Many web sites with search engines also attempt to categorize some or all of their metadata by subject; this part is more properly a directory or subject tree, and is often integrated with a search engine.

The Open Directory Project, for example, is not a search engine, but directory.google.com joins it to their search engine in a way that allows access to the information in several ways.

Search engines are about the most useful kind of web page on the internet, without them the internet would be almost unusable for many people. "Surfing" would be a very different sport altogether.

Some are specifically designed to be used for and within certain subject areas but the problem with most of them is that the results of any given search are so varied that without very careful selection of the keywords to input, one is most unlikely to find exactly what one is looking for.

This goes triple for serious or even semi-serious academic research. One technique I've found for scientific searches gets around the vagueness very neatly:

Learn Latin.
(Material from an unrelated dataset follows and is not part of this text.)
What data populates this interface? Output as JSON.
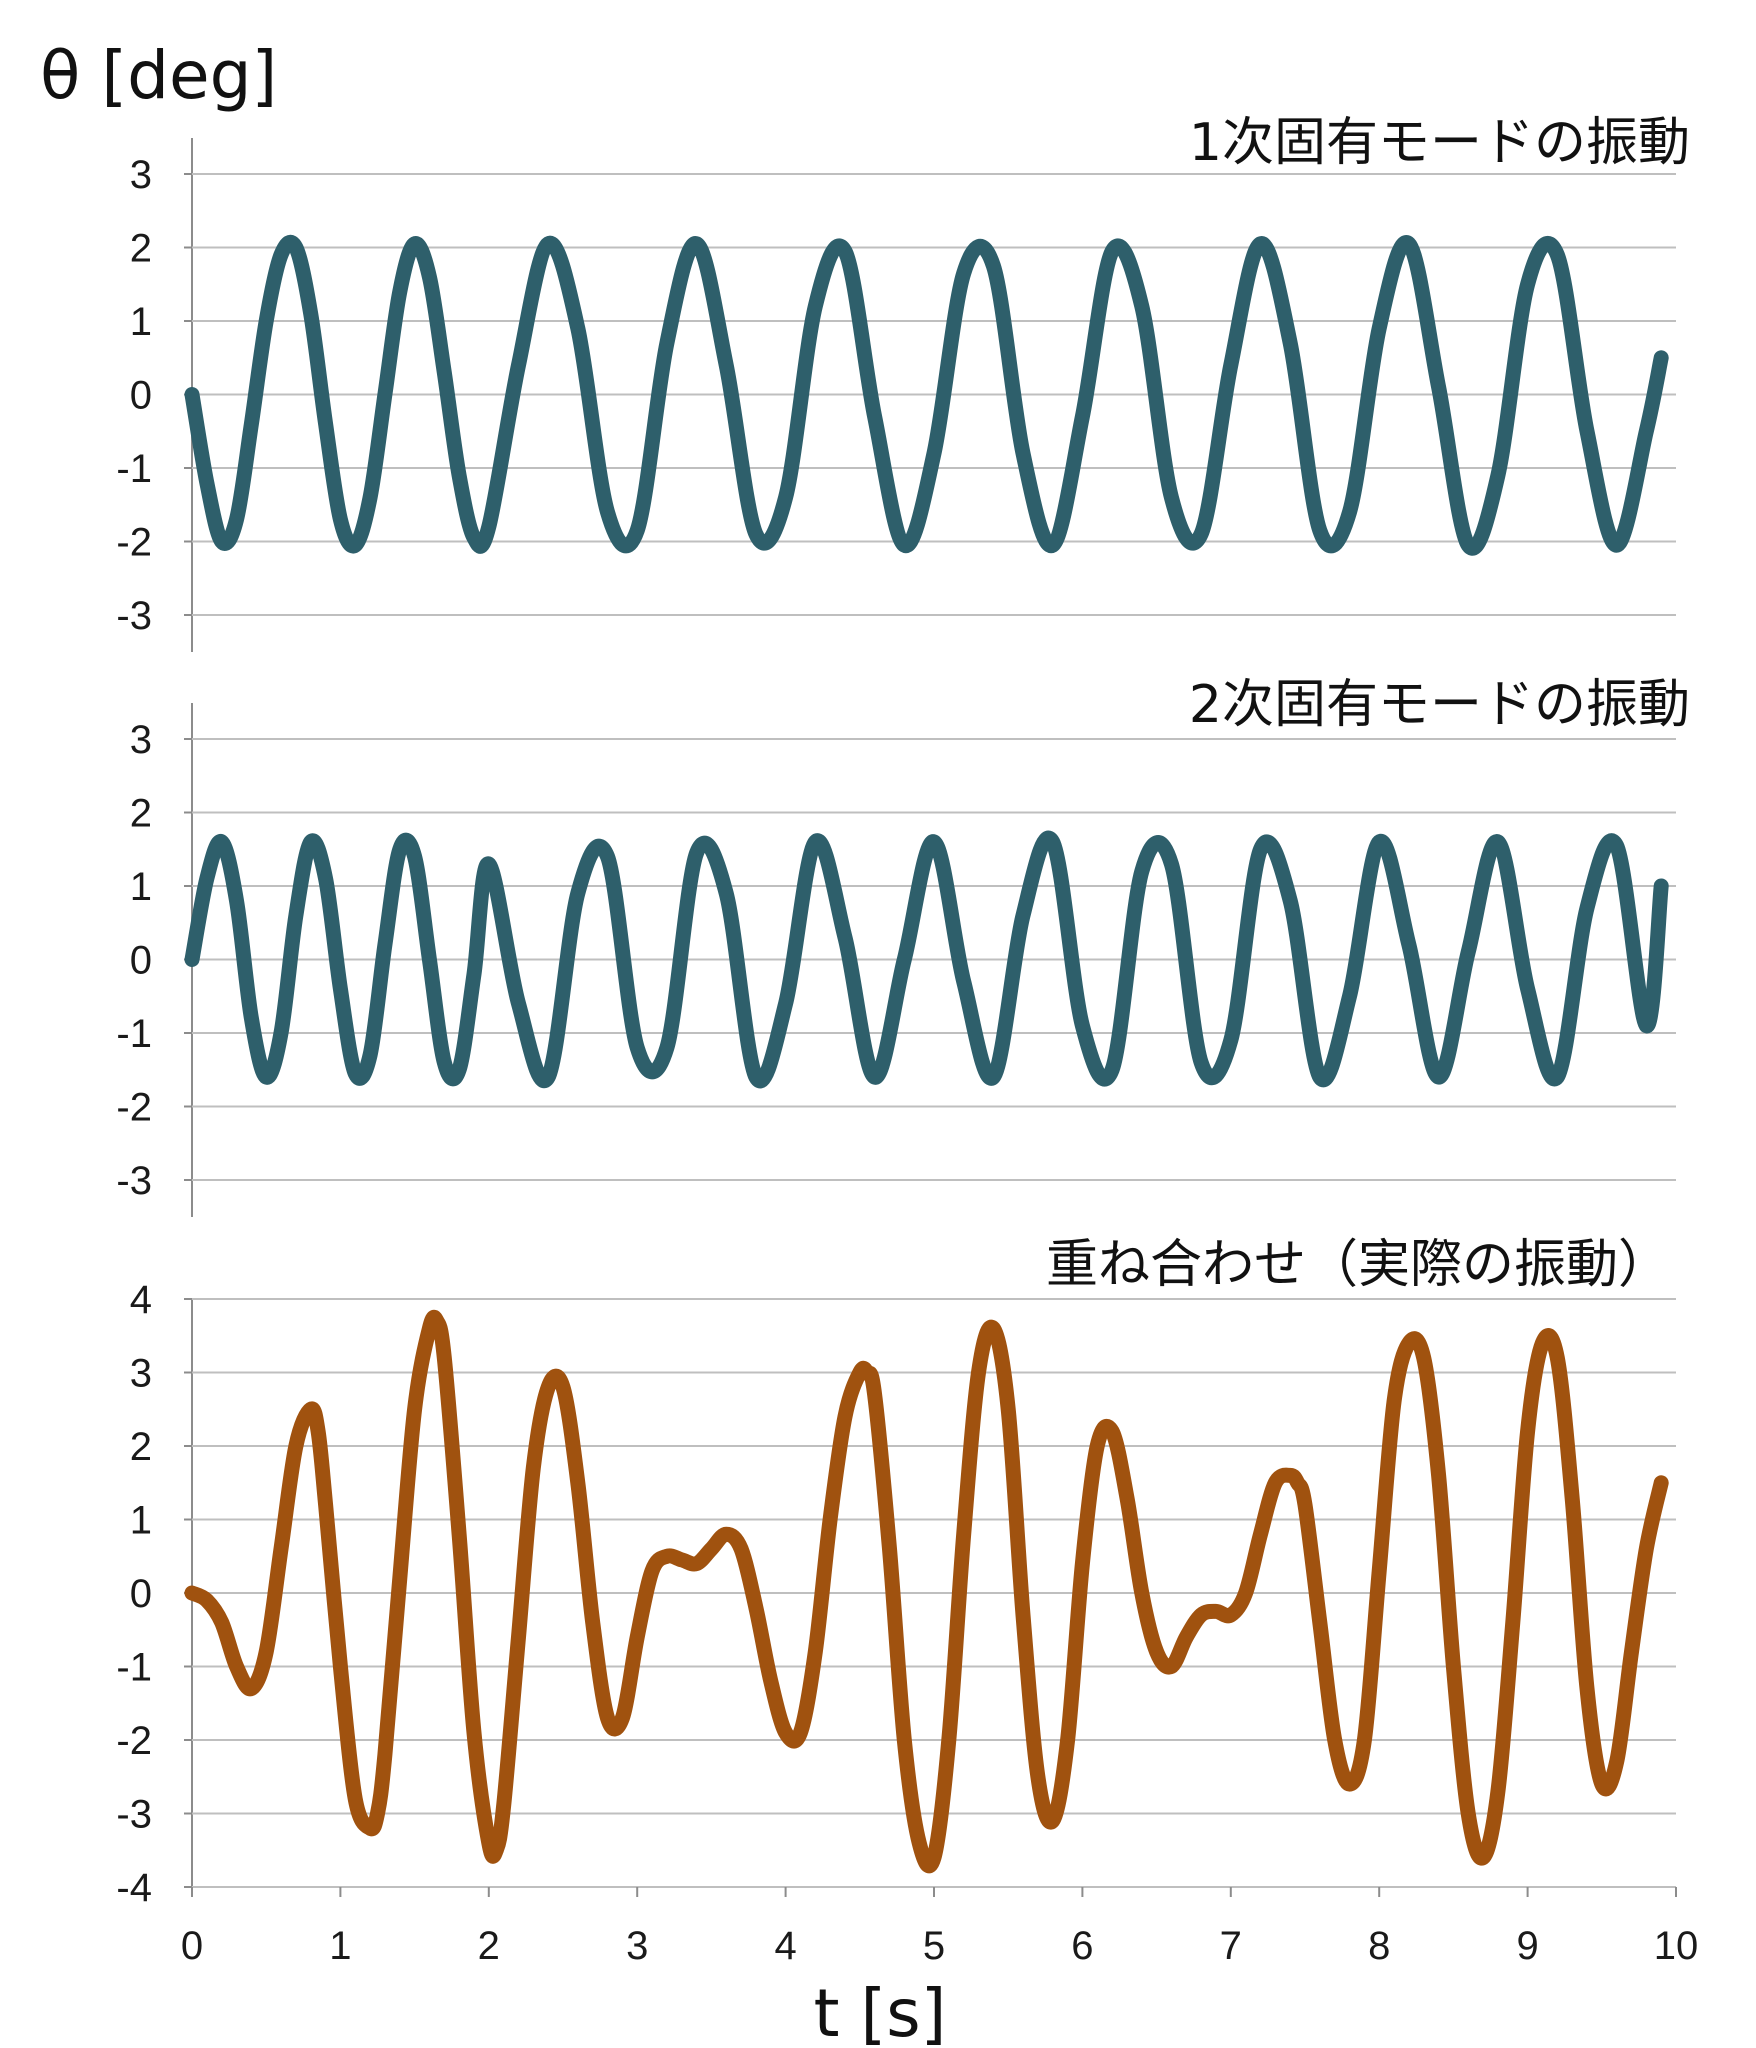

Ok, this is a tall order, so maybe better advice would be to look up whatever you're looking for in a Latin dictionary. Anything to do with the sciences (and a bunch of other subjects) is chock full of Latin terminology.

For example, do a search on "red foxes" in Google or Altavista. I'll bet you anything that the first results you get are all about some high school (American) football/hockey/basketball team. You will also notice that some red foxes links won't refer to anything more than red headed cheerleaders doing dubious things with vegetables.

(Oi! Come back here! Don't look at that, it's rude.)

Ok, now that you're done with them (feel better big fella? now wash your hands...) back to the subject in hand. As it were.

Now pump (goodness me) in the words "Vulpes Fulva". I know, I know, that sounds even worse, maybe a better example would have been less distracting. But my point is that you'll get nothing but results on the "real" red fox.

It's just a way to avoid the porn (pornographers rarely know any Latin) and other irrelevancies in your searching and it works beautifully.